Процитированные выше слова сказаны Панофс-ким как бы мимоходом, он не акцентирует их, не делает эпиграфом или заголовком для своих работ. Но тем не менее, фраза Э. Роттердамского — «мы не открываем новое, а вспоминаем старое» — программа иконологии Панофского, суть его теоретической и жизненной позиции. В век, который был охвачен лихорадкой нового, когда только авангардное, передовое могло претендовать на успех, когда самое радикальное отрицание традиции стало главным, может быть даже, единственным содержанием искусства ХХ в., сказанное Панофским звучит консервативно. Тем более, что свое отношение к авангардному искусству ХХ в. Панофский выражает осторожно, но вполне определенно. «Прядильный станок, вероятно, — замечает он, — можно считать наиболее впечатляющим воплощением функциональной идеи, а «абстрактную» живопись — наиболее впечатляющим проявлением чистой формы, но и то и другое несет минимум содержания»152.

 

Критика «функциональной идеи», иначе говоря, технической эстетики и дизайна, абстрактной живописи и авангардизма вообще Панофским не развернута, она присутствует главным образом в сносках и комментариях к его трудам.

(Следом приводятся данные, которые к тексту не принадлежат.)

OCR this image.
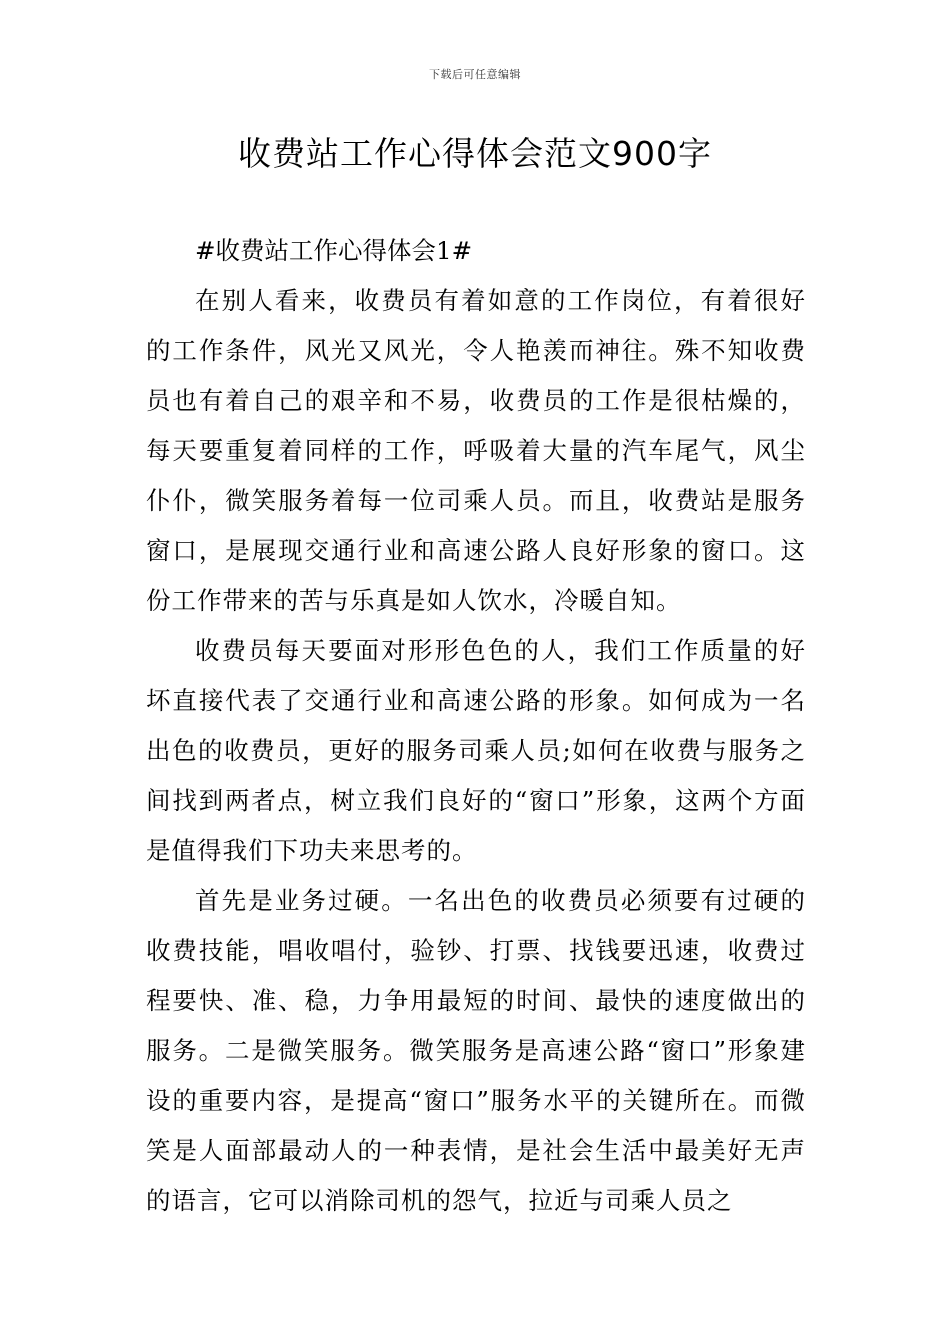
下载后可任意编辑
收费站工作心得体会范文900字

#收费站工作心得体会1#

在别人看来，收费员有着如意的工作岗位，有着很好的工作条件，风光又风光，令人艳羡而神往。殊不知收费员也有着自己的艰辛和不易，收费员的工作是很枯燥的，每天要重复着同样的工作，呼吸着大量的汽车尾气，风尘仆仆，微笑服务着每一位司乘人员。而且，收费站是服务窗口，是展现交通行业和高速公路人良好形象的窗口。这份工作带来的苦与乐真是如人饮水，冷暖自知。

收费员每天要面对形形色色的人，我们工作质量的好坏直接代表了交通行业和高速公路的形象。如何成为一名出色的收费员，更好的服务司乘人员;如何在收费与服务之间找到两者点，树立我们良好的“窗口”形象，这两个方面是值得我们下功夫来思考的。

首先是业务过硬。一名出色的收费员必须要有过硬的收费技能，唱收唱付，验钞、打票、找钱要迅速，收费过程要快、准、稳，力争用最短的时间、最快的速度做出的服务。二是微笑服务。微笑服务是高速公路“窗口”形象建设的重要内容，是提高“窗口”服务水平的关键所在。而微笑是人面部最动人的一种表情，是社会生活中最美好无声的语言，它可以消除司机的怨气，拉近与司乘人员之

Но эта критика, будучи не афишируемой, не выставляемой на показ, тем не менее вполне определенна. Почему же в век абсолютного и, возможно, даже окончательного подавления дорогой Панофскому традиции классического искусства он столь скромно заявляет о своих убеждениях? Может быть, сказалась «трусость мелкого буржуа», не желающего рисковать академической репутацией и карьерой?

 

Нет, скорее можно предположить иное. Панофскому отвратительна всякая широковещательность, рек-ламность, шапкозакидательство. Чем более крикливо и помпезно осуществлялась нацистская кампания «возвращения к классике» в искусстве, тем более чудовищны были ее результаты: монстроподобная архитектура и скульптура, «культовая» живопись, не говоря уже о политических преследованиях и издевательствах над художниками — представителями «дегенеративного искусства». Не сочувствуя последнему, критикуя субъективизм импрессионизма и экспрессионизма, Панофский делал все возможное, чтобы его критика не вышла за пределы научной полемики, не превратилась в средство политического насилия над неугодными.

 

Идеям можно противопоставлять только идеи, а не насилие — таково кредо гуманистического и демократического мировоззрения. Легко это сказать, но легко ли быть на деле верным азбуке демократии? В 1953 г., в разгар «холодной войны», когда сенатор Маккарти находил «коммунистов» даже среди высшего генералитета американской армии, не говоря уже о «красных» Чаплине и Эйнштейне, Э. Панофский написал следующие строки, которые следует процитировать со всей возможной полнотой. «От преследования биолога, поддерживающего неортодоксальные взгляды на наследственность, или экономиста, усомнившегося в божественном происхождении института свободного потерпевшего полное и абсолютное поражение. Панофский, напротив, стремился восстановить прошлое в правах именно потому, что оно не потерпело поражение, а победило. Вернее, он ставит своей целью возрождение в настоящем тех гуманистических традиций, которые, несмотря на любые поражения в прошлом и настоящем — есть нечто, реально и объективно, по словам Панофского, существующее. Вопреки мнению тех, кто убежден, что классика умерла, Панофский пишет: «... Классический элемент в нашей культуре встречал оппозицию (хотя не следует забывать, что оппозиция есть только другая форма зависимости), но уже не мог исчезнуть. /... /. Со времен Ренессанса, хотим мы этого или нет, античность была постоянно при нас»156. В том числе классика «при нас» и как интенция, которая определяет содержание искусства.

 

Интенцией Панофский называет то, что в классической философской традиции именовалось духом. Этот дух, движение, внутренняя жизнь отличают, по мнению ученого, гуманитарные науки от естественных. «Наделяя статичные памятники динамикой жизни, вместо того чтобы превращать преходящие события в статичные законы, гуманитарные науки не вступают в конфликт с науками естественными, но дополняют их»157.

 

Ничего нельзя понять в произведениях искусства, утверждает Панофский, если пройти мимо одушевляющей их интенции. Это исходное положение его иконологии. Но ничего нельзя понять и в произведениях самого Панофского, если не будет выявлена и осознана интенция, дух его работ.

 

В книге «Смысл и толкование изобразительного искусства» есть очерк, посвященный аббату Сюжеру (Сугерию) — выдающемуся государственному деятелю Франции XII в., раннему предшественнику гуманизма. В историю изобразительных искусств аббат Сюжер вошел как человек, который, собрав художников со всех концов королевства для перестройки церкви монастыря Сен-Дени, «положил начало великому отбору и синтезу всех региональных французских стилей, который мы называем готикой»158. Среди многочисленных талантов аббата из Сен-Дени Э. Панофский отмечает дар описания и толкования произведений изобразительного искусства.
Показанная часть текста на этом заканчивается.